Subject to the provision set out in section 4 (3) sentence 1 of the WpPG, the securities information sheet may comprise no more than three pages and must be in German. It has to provide in a clear and easily understandable way the key information on the securities, the offeror, the issuer and any guarantors in accordance with section 4 (3) sentence 2 of the WpPG. Details to be included and the order of the content are set out in section 4 (3) sentence 2, (5) and (6) of the WpPG. Among other information, the securities information sheet must contain the following warning set out in section 4 (4) of the WpPG: “Purchasing this security entails significant risks and may lead to the complete loss of the invested capital." It must also include a note stating that no prospectus approved by BaFin has been filed for the security. This warning must appear on the first page, directly below the first heading.
In accordance with section 4 (8) of the WpPG, the securities information sheet is to be kept up to date and/or corrected, if necessary, for the duration of the public offer. The updated version is also to be filed with BaFin and to be published. It does not need to be approved by BaFin again.

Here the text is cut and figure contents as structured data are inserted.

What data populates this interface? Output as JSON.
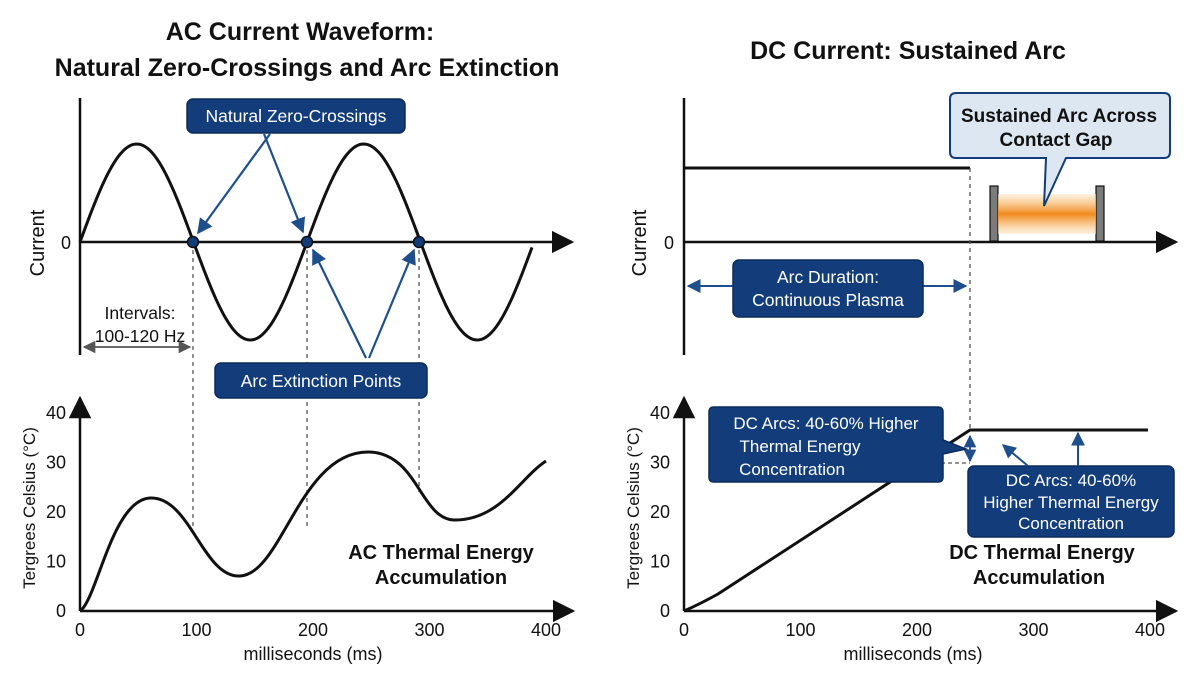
{
  "colors": {
    "navy": "#123c7a",
    "navy_stroke": "#0c2b5c",
    "arrow": "#1f4e8c",
    "ink": "#111111",
    "grey_dash": "#555555",
    "pale_blue": "#dde7f1",
    "arc_orange": "#f08a1c",
    "contact_grey": "#7b7b7b"
  },
  "left": {
    "title_line1": "AC Current Waveform:",
    "title_line2": "Natural Zero-Crossings and Arc Extinction",
    "current_label": "Current",
    "zero_label": "0",
    "zero_crossings_callout": "Natural Zero-Crossings",
    "arc_extinction_callout": "Arc Extinction Points",
    "intervals_line1": "Intervals:",
    "intervals_line2": "100-120 Hz",
    "thermal_label_line1": "AC Thermal Energy",
    "thermal_label_line2": "Accumulation",
    "y_axis_label": "Tergrees Celsius (°C)",
    "x_axis_label": "milliseconds (ms)",
    "y_ticks": [
      "0",
      "10",
      "20",
      "30",
      "40"
    ],
    "x_ticks": [
      "0",
      "100",
      "200",
      "300",
      "400"
    ]
  },
  "right": {
    "title": "DC Current: Sustained Arc",
    "current_label": "Current",
    "zero_label": "0",
    "sustained_callout_line1": "Sustained Arc Across",
    "sustained_callout_line2": "Contact Gap",
    "duration_line1": "Arc Duration:",
    "duration_line2": "Continuous Plasma",
    "dc_arcs_a_line1": "DC Arcs: 40-60% Higher",
    "dc_arcs_a_line2": "Thermal Energy",
    "dc_arcs_a_line3": "Concentration",
    "dc_arcs_b_line1": "DC Arcs: 40-60%",
    "dc_arcs_b_line2": "Higher Thermal Energy",
    "dc_arcs_b_line3": "Concentration",
    "thermal_label_line1": "DC Thermal Energy",
    "thermal_label_line2": "Accumulation",
    "y_axis_label": "Tergrees Celsius (°C)",
    "x_axis_label": "milliseconds (ms)",
    "y_ticks": [
      "0",
      "10",
      "20",
      "30",
      "40"
    ],
    "x_ticks": [
      "0",
      "100",
      "200",
      "300",
      "400"
    ]
  }
}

The approval of the publication of a securities information sheet carries a fee in accordance with sections 1 no. 3 and 2 (1) of the Fees Regulation in respect of Financial Services Supervision (Finanzdienstleistungsaufsichtsgebührenverordnung – FinDAGebV) and no. 3.2 of the annex to section 2 (1) of the FinDAGebV. The fee is €5,923. If the application for approval of publication of the securities information sheet is withdrawn, the fee will be up to 75 percent of the amount for the approval (up to €4,442.25). If the application is refused or rejected, a fee will be charged of up to the amount chargeable for the individually attributable official act applied for, which is up to €5,923.
The fee of €354 in accordance with no. 3.5 of the annex to section 2 (1) of the FinDAGebV is due when the updated version of the securities information sheet is submitted for the purpose of filing.
The checklist for drawing up a securities information sheet (only available in German) can help you when you plan to submit a securities information sheet. It provides examples relating to BaFin’s administrative practice, but it should not be regarded as exhaustive. If you have legal questions with regard to your specific submission, you can send a preliminary enquiry to BaFin’s Division WA 33. However, you will need to include your own legal opinion, as BaFin acts in the public interest and therefore does not provide legal advice. Please submit your enquiry using the securities information sheet contact form (only available in German).